更に、経営陣の要請を受けてから10日で、非接触での配送をサポートするためのプロセス修正と関連するテクノロジーのアップデートを、FedExのネットワークを通じて実施しました。本サービスは北米の一部のお客様に既に提供されており、受取人は配送業者とのやり取りを事前にカスタマイズすることができます。例えば、荷物を安全な場所、またはお客様の玄関先に置くなどを指定することができます。理由は明らかですが、本サービスへの需要は急増しました。以前は 「その時間に家にいないかもしれない」というのが理由でしたが、今は「配達員と接触する危険を冒したくない」という理由でサービスが活用されています。

「これもまた、私たちの最新のシステムによって、非常に短い期間でより多くのお客様向けに展開することができ、ソーシャルディスタンスを気にされるお客様の懸念に対処することができました」とプリ氏は話します。

「私たちは、今後もリープフロッグし続けます。何故なら、パンデミックやいかなる困難をも乗り越えて、生き抜くための確実な方法だからです」。

お客様に、荷物の履歴の見える化や定期的なアップデートを提供するために、同社はFedEx SenseAware IDサービスを展開しています。本サービスは、緊急を要する荷物の配送用に設計されており、安全性、セキュリティ、およびタイムリーな輸送を可能とすることで、救命用医薬品や救急医療用品などの重要な物資の配送に使われています。

従来の物流では数十回のスキャンで位置を追跡していましたが、SenseAware IDセンサーを搭載した荷物は数百回に頻度を上げて位置をリアルタイムに追跡、これまでにはないリアルタイムの荷物の位置情報を提供します。「私たちのSenseAware IDの取組みはまだ始まったばかりですが、より多くのお客様がこのような見える化を求めているので、導入を加速していかなければならないと予測しています」とプリ氏は話します。


ニック・プリ氏 FedEx インターナショナルIT SVP (イメージ:Mark van den Brink)



新型コロナウィルスはこのようなリープフロッグを起こすきっかけになったかもしれませんが、プリ氏のチームはこの新しいアプローチを将来に向けて活用しています。

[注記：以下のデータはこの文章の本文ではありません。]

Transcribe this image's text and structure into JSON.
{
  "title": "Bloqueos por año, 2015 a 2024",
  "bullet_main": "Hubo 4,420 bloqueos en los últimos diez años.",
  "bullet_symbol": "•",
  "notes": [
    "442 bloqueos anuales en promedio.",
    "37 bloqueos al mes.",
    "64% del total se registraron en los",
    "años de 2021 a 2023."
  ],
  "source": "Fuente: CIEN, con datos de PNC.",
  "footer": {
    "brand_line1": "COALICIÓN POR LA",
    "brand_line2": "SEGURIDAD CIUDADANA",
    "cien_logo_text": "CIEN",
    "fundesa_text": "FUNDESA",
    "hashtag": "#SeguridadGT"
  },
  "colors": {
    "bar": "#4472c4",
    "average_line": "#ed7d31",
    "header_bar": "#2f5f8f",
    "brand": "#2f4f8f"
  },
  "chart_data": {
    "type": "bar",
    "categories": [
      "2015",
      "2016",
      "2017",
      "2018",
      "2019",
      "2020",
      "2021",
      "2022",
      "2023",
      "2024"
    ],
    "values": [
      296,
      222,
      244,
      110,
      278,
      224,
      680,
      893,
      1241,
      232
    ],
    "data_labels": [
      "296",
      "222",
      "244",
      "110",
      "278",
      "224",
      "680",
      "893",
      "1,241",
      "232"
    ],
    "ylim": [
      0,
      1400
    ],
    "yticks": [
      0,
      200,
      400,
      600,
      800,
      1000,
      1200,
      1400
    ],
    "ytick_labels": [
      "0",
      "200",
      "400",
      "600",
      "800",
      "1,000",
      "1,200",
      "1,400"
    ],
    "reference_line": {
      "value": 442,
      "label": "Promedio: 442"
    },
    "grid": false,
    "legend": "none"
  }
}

つまり、このようなパンデミックに向けた迅速な対応は、FedExの市場における長期的な差別化において、非常に重要な役割を果たしていると考えられています。

「現時点では、特定の状況において、お客様に迅速に価値を提供し、自社に競争優位をもたらす取り組みを優先的に実施しています。しかし、市場のニーズの変化に対応するために何ができるのか。競合他社ができない何ができるのか。などについて問うことは、どのような時も重要です。いかなる状況下においても、前進し続けることができる明確な方法なので、私たちはリープフロッグ、跳躍を続けていきます」。